China has dominated the world in terms of supply and demand of rare earth elements but Australia now has the opportunity to dominate international trade of certain rare earth metals, including Yttrium, Europium, Terbium and Dysprosium.
These metals are highly prized for their use in in low weight high power magnets that are required for electric vehicles and wind turbines, along with europium, also supplying our much loved high-definition screens, LED lighting, computer hard-discs, CAT scanners. They’ve been nominated by the US Department of Energy as being critical to the global green energy future but they are in short supply around the world.

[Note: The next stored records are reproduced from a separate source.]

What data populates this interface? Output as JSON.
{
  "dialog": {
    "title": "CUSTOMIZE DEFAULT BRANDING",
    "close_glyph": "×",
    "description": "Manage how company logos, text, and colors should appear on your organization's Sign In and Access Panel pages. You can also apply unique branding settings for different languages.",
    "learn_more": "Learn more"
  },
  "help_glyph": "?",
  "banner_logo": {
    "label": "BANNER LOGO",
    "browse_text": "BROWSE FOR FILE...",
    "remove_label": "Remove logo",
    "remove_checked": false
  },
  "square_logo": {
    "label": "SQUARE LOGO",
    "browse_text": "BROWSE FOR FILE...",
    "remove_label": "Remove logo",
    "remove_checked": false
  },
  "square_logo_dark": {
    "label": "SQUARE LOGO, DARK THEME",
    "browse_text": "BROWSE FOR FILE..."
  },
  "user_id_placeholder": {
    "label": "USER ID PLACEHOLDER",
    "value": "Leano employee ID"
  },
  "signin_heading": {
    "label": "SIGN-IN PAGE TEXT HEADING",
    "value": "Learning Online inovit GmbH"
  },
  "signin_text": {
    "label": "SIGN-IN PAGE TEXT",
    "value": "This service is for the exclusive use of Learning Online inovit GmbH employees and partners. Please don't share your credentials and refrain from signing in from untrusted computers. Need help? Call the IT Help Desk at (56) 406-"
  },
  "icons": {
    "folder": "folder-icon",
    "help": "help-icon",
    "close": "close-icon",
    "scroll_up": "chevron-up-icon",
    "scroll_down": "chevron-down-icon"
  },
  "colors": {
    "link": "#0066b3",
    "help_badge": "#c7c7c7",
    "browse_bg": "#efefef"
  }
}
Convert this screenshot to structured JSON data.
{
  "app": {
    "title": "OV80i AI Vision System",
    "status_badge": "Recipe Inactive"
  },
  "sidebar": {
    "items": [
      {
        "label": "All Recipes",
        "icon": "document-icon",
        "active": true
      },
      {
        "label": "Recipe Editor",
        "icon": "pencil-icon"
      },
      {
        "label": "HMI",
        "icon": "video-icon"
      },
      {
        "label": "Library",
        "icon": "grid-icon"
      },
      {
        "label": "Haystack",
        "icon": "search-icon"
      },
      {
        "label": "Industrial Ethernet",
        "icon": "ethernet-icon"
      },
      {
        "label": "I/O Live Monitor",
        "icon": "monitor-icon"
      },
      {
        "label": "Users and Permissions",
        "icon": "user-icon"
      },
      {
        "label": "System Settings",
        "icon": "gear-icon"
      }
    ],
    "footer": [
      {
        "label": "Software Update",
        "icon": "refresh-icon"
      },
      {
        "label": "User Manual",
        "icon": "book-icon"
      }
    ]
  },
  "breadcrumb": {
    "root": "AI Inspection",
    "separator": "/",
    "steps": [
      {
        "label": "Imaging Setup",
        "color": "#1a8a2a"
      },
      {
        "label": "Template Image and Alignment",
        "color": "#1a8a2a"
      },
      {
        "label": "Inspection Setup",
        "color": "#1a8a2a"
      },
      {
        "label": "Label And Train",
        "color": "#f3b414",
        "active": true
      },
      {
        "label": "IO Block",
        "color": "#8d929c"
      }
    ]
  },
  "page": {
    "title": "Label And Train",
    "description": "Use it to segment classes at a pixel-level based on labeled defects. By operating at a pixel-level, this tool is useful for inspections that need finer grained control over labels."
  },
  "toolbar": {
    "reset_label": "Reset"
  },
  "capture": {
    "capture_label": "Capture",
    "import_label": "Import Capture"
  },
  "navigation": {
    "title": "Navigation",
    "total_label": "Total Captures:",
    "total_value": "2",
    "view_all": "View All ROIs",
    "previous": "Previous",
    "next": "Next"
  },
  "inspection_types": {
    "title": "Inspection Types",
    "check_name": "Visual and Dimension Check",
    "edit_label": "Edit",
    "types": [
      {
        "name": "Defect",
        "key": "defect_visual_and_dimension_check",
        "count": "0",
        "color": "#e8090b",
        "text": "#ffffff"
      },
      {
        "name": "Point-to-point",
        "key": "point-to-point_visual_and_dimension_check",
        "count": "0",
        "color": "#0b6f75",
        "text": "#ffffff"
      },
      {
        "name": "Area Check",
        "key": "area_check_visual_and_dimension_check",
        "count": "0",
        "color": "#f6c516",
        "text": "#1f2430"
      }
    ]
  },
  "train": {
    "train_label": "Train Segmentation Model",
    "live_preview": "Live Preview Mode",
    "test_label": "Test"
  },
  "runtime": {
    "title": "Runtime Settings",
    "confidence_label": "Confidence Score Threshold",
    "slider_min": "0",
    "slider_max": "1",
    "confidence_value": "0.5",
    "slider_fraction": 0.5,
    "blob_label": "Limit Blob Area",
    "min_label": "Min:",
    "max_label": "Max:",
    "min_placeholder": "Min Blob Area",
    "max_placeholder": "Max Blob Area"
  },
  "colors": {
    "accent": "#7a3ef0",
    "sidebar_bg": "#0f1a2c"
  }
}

Australia is just beginning to tap its rare earth resources and the prospects for growth in this sector are extremely promising. At present it’s estimated to hold 6% of the world’s rare earths but according to CSIRO this is not the full story. Consistent with this, the Department of Primary Industries NSW, Australia has excellent potential for commercial deposits of rare earth elements.
The Toongi prospect for instance is a site in the central west of New South Wales and is potentially a world-class source of rare earth elements.
But progress has been stalled by regulatory red tape and Australia up until now still didn’t have an actual producer of rare earth metals. It has been greatly documented that the well-known Lynas Corporation has been faced with overcoming regulatory restrictions imposed by the Malaysian government.
However a statement was released two days ago by Lynas Corporation which said that they have successfully started cracking and leaching rare earth.
“This is another significant milestone for Lynas” said Lynas executive chairman Nicholas Curtis.
Over the next three to four months Lynas Corporation’s extraction units and production will continue to ramp up. Following this announcement the company’s shares rose 14 per cent. Rare earth companies share prices also raised around the world.
Within 3-4 years Australia should have several rare earth mines in operation and will be a major player on the world stage.
Several other Australian rare earth exploration companies are waiting to get underway with their production; Arafura Resources (ARU) is one with a major project in late stages of its development.
They also own a Northern Australia based Nolans’ Project which received a tax refund of $22.5 million to fund further development in a sign of confidence from the Northern Territory Government. It has a mine life expectancy of more than 20 years with yearly production capacity of 20,000 tonnes of rare earth elements, along with phosphate, uranium and gypsum.
Other exploration companies waiting to get underway with production are Peak Resources (PEK), Hastings Rare Metals (Ltd) and Victory Metals.
The unfolding opportunities in the rare earth sector will be one of the main talking points of the upcoming COO Leaders Mining Summit 2013 in the Crown Metropol Perth. 150 COOs of Australia’s mining companies will sit down on the 23-24 July with representatives of CSIRO to discuss the best way to develop of and share the current challenges and opportunities.